Barbara Jelavich Book Prize

2016 Recipient

Jelena Batinić

Women and Yugoslav Partisans: A History of World War II Resistance

The Barbara Jelavich Book Prize, established in 1995 and sponsored by the Jelavich estate, is awarded annually for a distinguished monograph published on any aspect of Southeast European or Habsburg Studies since 1600, or nineteenth and twentieth- century Ottoman or Russian diplomatic history in the previous calendar year.

Winner: Jelena Batinić
Title: Women and Yugoslav Partisans: A History of World War II Resistance (Cambridge University Press)

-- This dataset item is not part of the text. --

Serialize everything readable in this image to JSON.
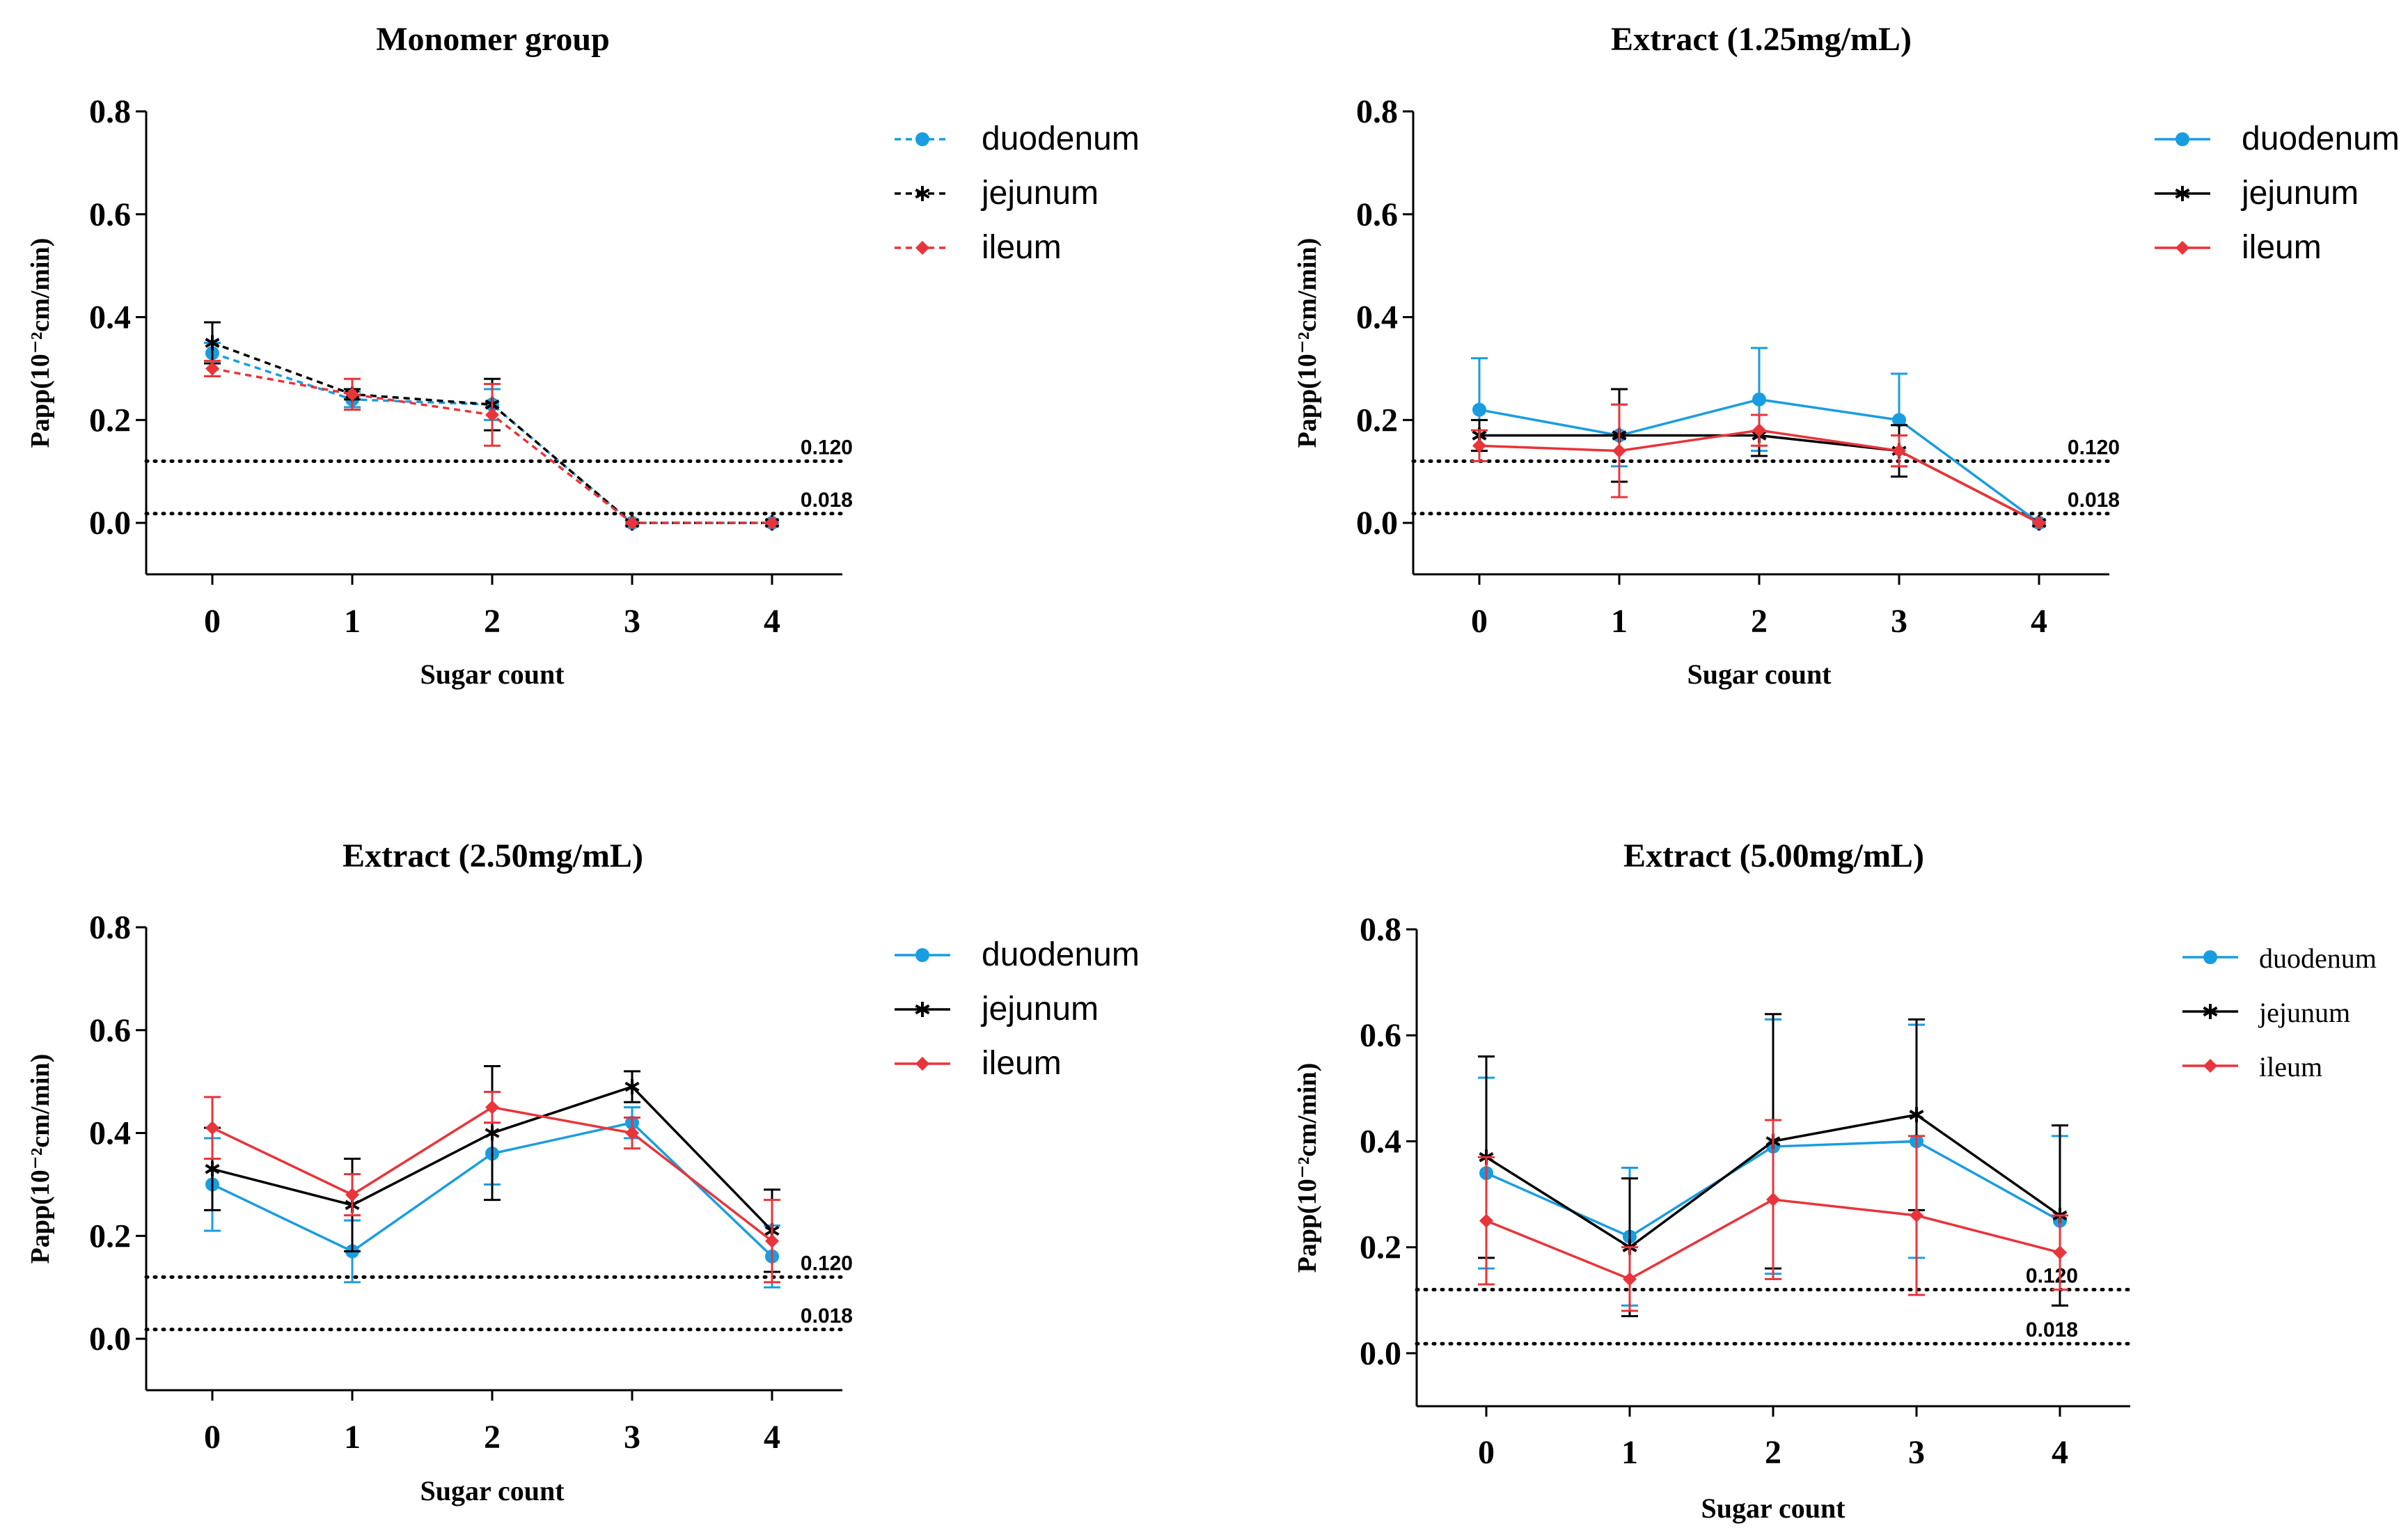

This exceptional monograph tells the story of how the Yugoslav Communist party successfully mobilized large numbers of women during World War II. Drawing from Yugoslav military and Communist party archives, the organs of the Anti-fascist Front of Women, local and national Partisan press, participant memoirs and diaries, and postwar fiction and films, Batinić examines the Communists’ distinct rhetorical, institutional, and practical strategies for mobilizing women. Particularly effective is the way that Batinić combines a close reading of daily practices among the Partisans with discursive analysis of Party propaganda—notably the adaptation of heroic imagery from epic folklore—to make sense of the paradox of the Communists’ success with large segments of a conservative and illiterate peasant female population. She demonstrates that, counterintuitively, traditional notions of gender, sex, motherhood, and even morality were deployed for revolutionary purposes. Moreover, contrary to socialist claims of gender equality, Batinić reveals that the ways that women participated in the Partisan army and the way that their participation was represented in postwar discourse cemented traditional, even reactionary gender norms in socialist-era Yugoslavia. War and revolution proved not catalysts for thorough change, but agents of calcification in important social realms. Batinić’s skillful integration of comparative cases speaks to the significance of the Yugoslav example in thinking about questions of gender, war, and Communism in Eastern European history and memory.  In the book’s final chapter, Batinić offers a compelling cultural analysis of how the legacy of the partizanka–the female wartime Partisan–was appropriated in socialist discourses and woven into the Communists’ foundational myths of Yugoslavia, only to be forgotten by mass culture after the Communists fell from power in the 1990ѕ.